I'm Still Alive

I’m Still Alive
Maisara Baroud’s murals by Mohammad Sabaaneh

18 April - 23 June 2024
Zawyeh Gallery, Ramallah
 

Zawyeh Gallery announces the opening of “I’m Still Alive,” an exhibition by the Gaza based artist Maisara Baroud, transferred onto the Gallery’s walls by Mohammad Sabaaneh, Fuad Alyamani, and other local artists. The exhibition opens in our Ramallah gallery on April 18 at 5pm and continues until June 23, 2024.

After losing his home and studio in Gaza City in October, Maisara Baroud began drawing his diaries under the devastating Israeli genocidal war. He continues to draw as the war took to new levels, using whatever paper and pens he could find. He hasn’t ceased drawing since losing his “personal little world” to destruction, along with all his paintings, tools, books, and precious memories. Through this series of drawings, he documents displacement, brutal bombardment, the fear of loss, and the anxiety of protecting loved ones. Baroud says, “I draw to tell my friends that I am still alive.”
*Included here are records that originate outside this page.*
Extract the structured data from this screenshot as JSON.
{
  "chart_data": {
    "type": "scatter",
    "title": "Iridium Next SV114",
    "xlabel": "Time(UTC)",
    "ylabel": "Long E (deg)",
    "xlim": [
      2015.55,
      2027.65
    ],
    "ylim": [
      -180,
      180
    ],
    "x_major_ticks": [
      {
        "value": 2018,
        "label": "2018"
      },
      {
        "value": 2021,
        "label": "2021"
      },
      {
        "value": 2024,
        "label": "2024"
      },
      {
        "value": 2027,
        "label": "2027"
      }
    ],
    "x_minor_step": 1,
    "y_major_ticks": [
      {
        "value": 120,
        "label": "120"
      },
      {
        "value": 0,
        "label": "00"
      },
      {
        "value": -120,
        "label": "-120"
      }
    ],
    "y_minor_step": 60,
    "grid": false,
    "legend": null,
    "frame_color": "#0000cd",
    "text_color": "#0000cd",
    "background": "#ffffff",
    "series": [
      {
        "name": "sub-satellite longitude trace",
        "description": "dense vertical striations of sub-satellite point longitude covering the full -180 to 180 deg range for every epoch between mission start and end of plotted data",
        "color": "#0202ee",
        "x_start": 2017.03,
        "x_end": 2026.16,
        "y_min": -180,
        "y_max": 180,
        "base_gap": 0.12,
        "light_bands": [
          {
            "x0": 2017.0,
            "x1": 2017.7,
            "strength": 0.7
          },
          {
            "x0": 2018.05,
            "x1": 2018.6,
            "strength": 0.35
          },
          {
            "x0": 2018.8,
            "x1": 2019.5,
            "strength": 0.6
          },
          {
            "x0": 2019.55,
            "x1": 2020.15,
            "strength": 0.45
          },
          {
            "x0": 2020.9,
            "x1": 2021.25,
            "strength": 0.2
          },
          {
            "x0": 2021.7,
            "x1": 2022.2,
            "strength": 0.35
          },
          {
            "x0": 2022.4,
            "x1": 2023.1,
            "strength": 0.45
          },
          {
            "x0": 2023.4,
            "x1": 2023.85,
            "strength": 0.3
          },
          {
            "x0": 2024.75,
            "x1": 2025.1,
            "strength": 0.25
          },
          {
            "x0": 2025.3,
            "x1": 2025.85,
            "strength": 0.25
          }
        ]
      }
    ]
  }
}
Baroud systematically shares his black-and-white diaries on his social media platforms, creating a continuous exhibition of documentation and protest. Due to the impossibility of exhibiting his works in other parts of Palestine, Zawyeh Gallery collaborates with Mohammad Sabaaneh and other artists to overcome this obstacle. Together, they transfer Baroud’s digital works onto the gallery’s walls, turning what seems impossible into a reality – an exhibition in Ramallah showcasing a Gazan artist’s diary six months into the ongoing genocidal war in Gaza.

Baroud and Sabaaneh collaborated on selecting the works and techniques for transferring the paintings onto the gallery’s walls. The exhibition will eventually see Baroud’s works wiped from the walls, highlighting the project’s impermanence and the transient nature of the war, hoping for an end to the occupation nightmare one day, as “no condition is permanent.”

The exhibition serves as a tribute to Baroud and Palestinians in Gaza, recognizing their harrowing experiences amid the ongoing war.